Loans are taken by a customer from a respective banking institution to meet those urgent financial needs which can’t be fulfilled by our mere savings. Loans cover the urgent problem you were facing but the constant pressure of paying your instalment on time wears you off every month. You may often wonder, if only you have won a lottery prize, you could have cleared out all your debts.
Of course, who doesn’t want to clear out their debts and live freely without any tension? Check the amount of personal loan you can apply for through the personal loan eligibility calculator to calculate and map your borrowed money and ways to repay it back. You can visit https://upwards.in/personal-loan-eligibility-calculator to get an accurate calculation of the same.
But closing your debt accounts before the ending of your tenure has its own individual advantages and disadvantages.
- Prolonging your debt amount on your credit card or other loans only attracts high-interest rates with more time. Personal loans being unsecured in nature as you are issued the loan without any guarantor or any collateral against any of the customer’s asset, the rate of interest on such loans is relatively high ranging from 15-20% or over 20% sometimes. A personal loan is preferred as it can recover an urgent issue and are offered by various banks with different charges and fees. However, if you pay off the debt amount before the stipulated time or paid partly, there are certain advantages :
- If the full amount can be prepaid ahead of the stipulated time, the customer tends to save a lot from the amount that was supposed to be paid off as interest. A loan is given to a customer generally comes within a lock-in period of one year usually. The prepayment of the whole amount before the tenure can help us forego less on the amount in interest.
[Make sure to check if the terms of your loan include pre-payment penalty clause, otherwise, you will be penalized.]
- Even, if you have already paid a lot on the interest, you can pay off the excess cash in the later stage to avoid any more loss of amount in interest and get rid of the debt.
- Part-payment of a loan is paying off a significant lump sum amount of the principal, but it is not equivalent to the entire amount to be cleared. Part-payment works to bring down your principal amount to be paid and as a result, automatically brings down the EMI amount and the total amount of interest. This is an easy way to save your money on interest.
- A part-payment of a loan can be paid more than once. With every payment, the EMI goes down.
- But, the hack of paying off early before tenure is obstructed by the prepayment penalties.
[A prepayment penalty is a fee charged if the borrower pays off the existing loan principal ahead of the scheduled time. A prepayment penalty fee is the percentage of your loan’s total balance]
But why would the lender be unsatisfied with your early payment to even charge a prepayment penalty?

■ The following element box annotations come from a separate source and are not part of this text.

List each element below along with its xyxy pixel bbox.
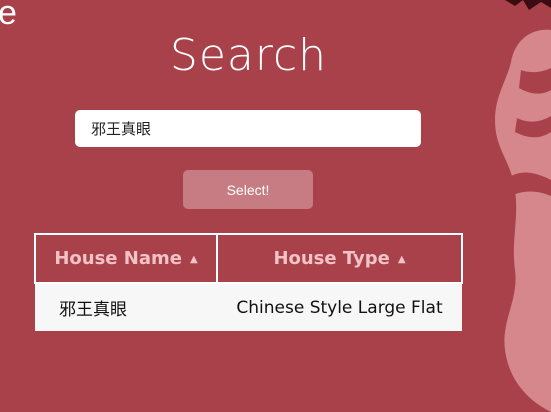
column-header-house-name[interactable]: House Name ▲ <box>34 233 218 284</box>
sort-ascending-icon[interactable]: ▲ <box>398 254 406 265</box>
search-input[interactable] <box>75 110 421 147</box>
house-name-cell: 邪王真眼 <box>35 283 217 331</box>
page-title: Search <box>169 30 328 81</box>
table-row[interactable]: 邪王真眼 Chinese Style Large Flat <box>35 283 462 331</box>
select-button[interactable]: Select! <box>183 170 313 209</box>
column-label: House Name <box>54 248 182 269</box>
column-label: House Type <box>273 248 390 269</box>
results-table: House Name ▲ House Type ▲ 邪王真眼 Chinese Sty… <box>34 233 463 331</box>
header-text-fragment: e <box>0 0 17 32</box>
house-type-cell: Chinese Style Large Flat <box>217 283 462 331</box>
column-header-house-type[interactable]: House Type ▲ <box>216 233 463 284</box>
sort-ascending-icon[interactable]: ▲ <box>190 254 198 265</box>
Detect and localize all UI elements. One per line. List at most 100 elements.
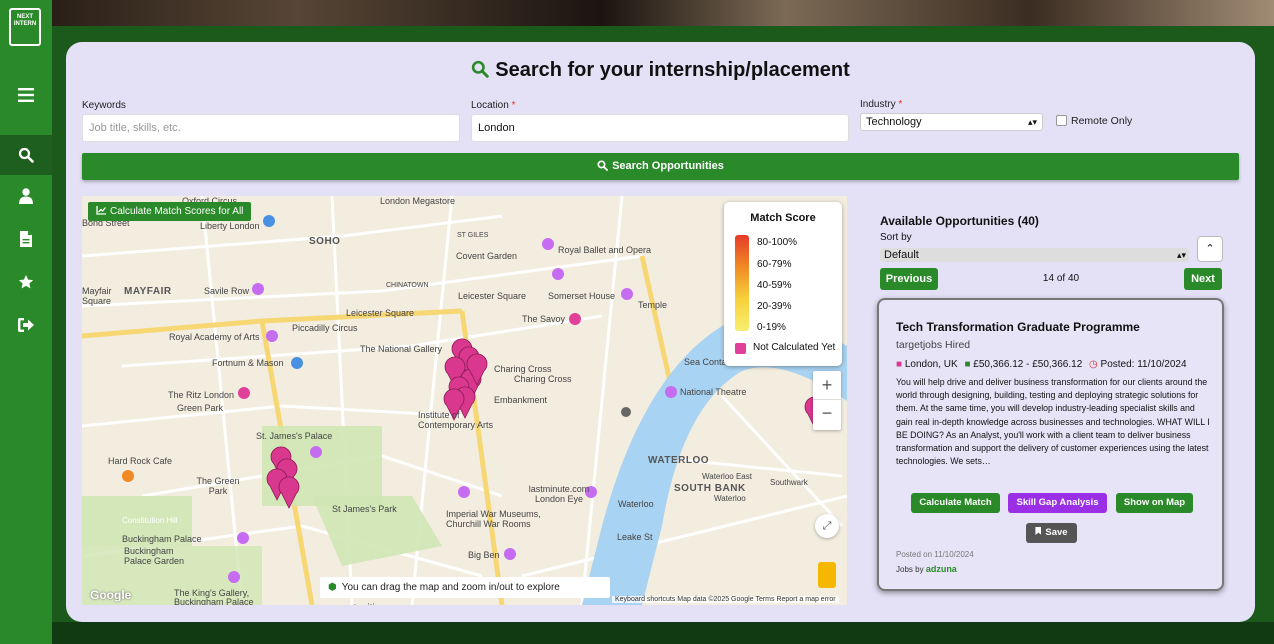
- map-label: Mayfair Square: [82, 286, 112, 306]
- map-label: Royal Ballet and Opera: [558, 245, 652, 255]
- map-label: ST GILES: [457, 232, 489, 239]
- job-salary: £50,366.12 - £50,366.12: [973, 359, 1083, 370]
- map-label: Temple: [638, 300, 668, 310]
- adzuna-logo[interactable]: adzuna: [926, 564, 957, 574]
- map-label: WATERLOO: [648, 455, 710, 466]
- map-label: Covent Garden: [456, 251, 518, 261]
- map-label: The National Gallery: [360, 344, 443, 354]
- map-label: St. James's Palace: [256, 431, 333, 441]
- map-poi: [238, 387, 250, 399]
- map-label: London Megastore: [380, 196, 456, 206]
- industry-value: Technology: [866, 116, 922, 128]
- legend-not-calculated: Not Calculated Yet: [753, 342, 836, 353]
- scroll-up-button[interactable]: ⌃: [1197, 236, 1223, 262]
- keywords-label: Keywords: [82, 100, 126, 111]
- user-icon: [19, 188, 33, 204]
- menu-icon: [18, 88, 34, 102]
- job-posted: Posted: 11/10/2024: [1100, 359, 1187, 370]
- next-button[interactable]: Next: [1184, 268, 1222, 290]
- industry-select[interactable]: Technology ▴▾: [860, 113, 1043, 131]
- job-location: London, UK: [904, 359, 958, 370]
- map-label: The Ritz London: [168, 390, 235, 400]
- street-view-pegman-icon[interactable]: [818, 562, 836, 588]
- map-poi: [621, 407, 631, 417]
- search-button-label: Search Opportunities: [612, 160, 724, 172]
- location-input[interactable]: London: [471, 114, 849, 142]
- show-on-map-button[interactable]: Show on Map: [1116, 493, 1193, 513]
- keywords-input[interactable]: [82, 114, 460, 142]
- bookmark-icon: [1035, 527, 1042, 535]
- select-arrows-icon: ▴▾: [1176, 250, 1186, 260]
- previous-button[interactable]: Previous: [880, 268, 938, 290]
- job-card: Tech Transformation Graduate Programme t…: [877, 298, 1224, 591]
- zoom-out-button[interactable]: −: [813, 400, 841, 429]
- map-label: Waterloo East: [702, 472, 752, 481]
- map-attribution[interactable]: Keyboard shortcuts Map data ©2025 Google…: [612, 596, 839, 603]
- map-poi: [228, 571, 240, 583]
- page-title: Search for your internship/placement: [66, 59, 1255, 82]
- calculate-match-button[interactable]: Calculate Match: [911, 493, 1000, 513]
- sidebar-item-profile[interactable]: [0, 176, 52, 216]
- sidebar: NEXT INTERN: [0, 0, 52, 644]
- search-icon: [597, 160, 608, 171]
- page-title-text: Search for your internship/placement: [495, 59, 850, 81]
- not-calculated-swatch: [735, 343, 746, 354]
- app-logo[interactable]: NEXT INTERN: [9, 8, 41, 46]
- map-label: Green Park: [177, 403, 224, 413]
- map-label: Leicester Square: [458, 291, 527, 301]
- google-logo: Google: [90, 588, 132, 602]
- map-label: Savile Row: [204, 286, 250, 296]
- search-opportunities-button[interactable]: Search Opportunities: [82, 153, 1239, 180]
- map-label: Leake St: [617, 532, 653, 542]
- legend-gradient: [735, 235, 749, 331]
- map-label: Big Ben: [468, 550, 500, 560]
- select-arrows-icon: ▴▾: [1027, 117, 1037, 127]
- map-label: Fortnum & Mason: [212, 358, 284, 368]
- sidebar-item-logout[interactable]: [0, 305, 52, 345]
- match-score-legend: Match Score 80-100% 60-79% 40-59% 20-39%…: [724, 202, 842, 366]
- map-label: Charing Cross: [514, 374, 572, 384]
- zoom-in-button[interactable]: +: [813, 371, 841, 400]
- map-label: National Theatre: [680, 387, 747, 397]
- star-icon: [18, 275, 34, 289]
- map-poi: [291, 357, 303, 369]
- job-description: You will help drive and deliver business…: [896, 377, 1210, 467]
- sidebar-item-saved[interactable]: [0, 262, 52, 302]
- remote-only-label: Remote Only: [1071, 115, 1133, 127]
- remote-only-checkbox[interactable]: [1056, 115, 1067, 126]
- map-poi: [252, 283, 264, 295]
- save-label: Save: [1045, 527, 1068, 538]
- background-bottom: [52, 622, 1274, 644]
- map-label: St James's Park: [332, 504, 397, 514]
- map-poi: [504, 548, 516, 560]
- jobs-by-label: Jobs by: [896, 565, 924, 574]
- map-label: Royal Academy of Arts: [169, 332, 260, 342]
- map-label: lastminute.com London Eye: [528, 484, 590, 504]
- calculate-all-button[interactable]: Calculate Match Scores for All: [88, 202, 252, 221]
- fullscreen-icon[interactable]: ⤢: [815, 514, 839, 538]
- skill-gap-analysis-button[interactable]: Skill Gap Analysis: [1008, 493, 1107, 513]
- map-label: The King's Gallery, Buckingham Palace: [174, 588, 254, 606]
- menu-button[interactable]: [0, 75, 52, 115]
- sidebar-item-documents[interactable]: [0, 219, 52, 259]
- map-poi: [237, 532, 249, 544]
- map-label: Hard Rock Cafe: [108, 456, 173, 466]
- sort-value: Default: [884, 249, 919, 261]
- save-button[interactable]: Save: [1026, 523, 1077, 543]
- legend-range: 0-19%: [757, 322, 786, 333]
- map-poi: [621, 288, 633, 300]
- document-icon: [20, 231, 32, 247]
- calculate-all-label: Calculate Match Scores for All: [110, 206, 244, 217]
- sort-select[interactable]: Default ▴▾: [880, 248, 1189, 262]
- map-label: Waterloo: [714, 494, 746, 503]
- page-counter: 14 of 40: [1042, 273, 1080, 284]
- map-poi: [266, 330, 278, 342]
- legend-range: 80-100%: [757, 237, 798, 248]
- map-label: Piccadilly Circus: [292, 323, 358, 333]
- map-label: MAYFAIR: [124, 286, 172, 297]
- map-view[interactable]: Oxford Circus London Megastore Liberty L…: [82, 196, 847, 605]
- job-meta: ■ London, UK ■ £50,366.12 - £50,366.12 ◷…: [896, 359, 1187, 370]
- legend-range: 20-39%: [757, 301, 792, 312]
- map-label: Waterloo: [618, 499, 654, 509]
- sidebar-item-search[interactable]: [0, 135, 52, 175]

It is wise to keep in mind that, paying off the borrowed money brings down the amount of money in interest and lenders make their profit from interest.
- Therefore many loan services do not include the pre penalty clause in their agreement. However, there are loans where prepayment doesn’t really help in your motive, for instance, the amortized loans. It is not always applicable to pay off ahead of tenure to save your money.
There are advantages but there are lots of shortcomings in paying off your loan amount before the tenure. Carefully consider these tips before making a decision.